Embryo implantation is effected by a myriad of signaling cascades acting on the embryo-endometrium axis. Here we show, by using MALDI TOF analysis, far-western analysis and colocalization and co-transfection studies, that STAT3 and MCL-1 are interacting partners during embryo implantation. We show in vitro that the interaction between the two endogenous proteins is strongly regulated by estrogen and progesterone. Implantation, pregnancy and embryogenesis are distinct from any other process in the body, with extensive, but controlled, proliferation, cell migration, apoptosis, cell invasion and differentiation. Cellular plasticity is vital during the early stages of development for morphogenesis and organ homeostasis, effecting the epithelial to mesenchymal transition (EMT) and, the reverse process, mesenchymal to epithelial transition (MET). STAT3 functionally associates with MCL-1 in the mammalian breast cancer cell line MCF7 that overexpresses STAT3 and MCL-1, which leads to an increased rate of apoptosis and decreased cellular invasion, disrupting the EMT. Association of MCL-1 with STAT3 modulates the normal, anti-apoptotic, activity of MCL-1, resulting in pro-apoptotic effects. Studying the impact of the association of STAT3 with MCL-1 on MET could lead to an enhanced understanding of pregnancy and infertility, and also metastatic tumors.

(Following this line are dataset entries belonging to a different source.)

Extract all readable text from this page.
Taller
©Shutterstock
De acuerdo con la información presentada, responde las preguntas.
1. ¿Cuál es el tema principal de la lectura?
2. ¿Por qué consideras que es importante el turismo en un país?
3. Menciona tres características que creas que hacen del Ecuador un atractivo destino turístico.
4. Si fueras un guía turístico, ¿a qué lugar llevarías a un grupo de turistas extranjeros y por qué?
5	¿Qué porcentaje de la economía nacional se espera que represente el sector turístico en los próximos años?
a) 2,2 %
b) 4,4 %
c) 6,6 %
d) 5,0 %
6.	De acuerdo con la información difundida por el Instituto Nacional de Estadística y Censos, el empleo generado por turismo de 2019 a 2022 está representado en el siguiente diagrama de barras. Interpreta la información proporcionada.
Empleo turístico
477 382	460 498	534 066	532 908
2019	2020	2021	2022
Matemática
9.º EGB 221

CrkL is a co-activator of estrogen receptor alpha that enhances tumorigenic potential in cancer.

Signaling via estrogen receptor (ER) occurs by interacting with many proteins. Nuclear interactome analysis of ERα in an embryo implantation model revealed the association of chicken tumor virus no. 10 regulator of kinase like (CrkL) with ERα, which was further validated by mammalian two-hybrid assay as well as coimmunoprecipitation and colocalization. Mutation in LPALL motif of CrkL disrupts the ERα-CrkL interaction and its transactivation potential, thereby suggesting that the interaction is mediated via its single ER binding motif, Leu-Pro-Ala-Leu-Leu (LXXLL) motif in the sarcoma homology (SH)2 domain. CrkL deletion constructs of SH2 domain target to the nucleus due to presence of nuclear localization signal. Interestingly, the SH2-SH3 (N terminal) construct shows an increased transactivation potential like CrkI. Weak interaction capability of mutated ERα-Y538F with CrkL validates that CrkL interacts with ERα via its YDLL motif at Tyr 541. In an attempt to understand the physiological relevance of this association, we investigated the impact on cell proliferation using a cancer model, because events associated in the process of pregnancy and cancer are analogous. Also, overexpression of CrkL is frequently associated with tumorigenesis. However, its significance in hormone-regulated cancers still remains obscure. Here, we demonstrate that association of ERα and CrkL directly enhances the tumorigenic potential of CrkL, thus pointing to its role in cell proliferation. In human endometrial cancers, we observed a strong association between ERα and CrkL levels. Thus, the molecular signaling set off by ERα and CrkL association may have a central role in pregnancy and cancer, two events which share parallels in growth, invasion, and immune tolerance.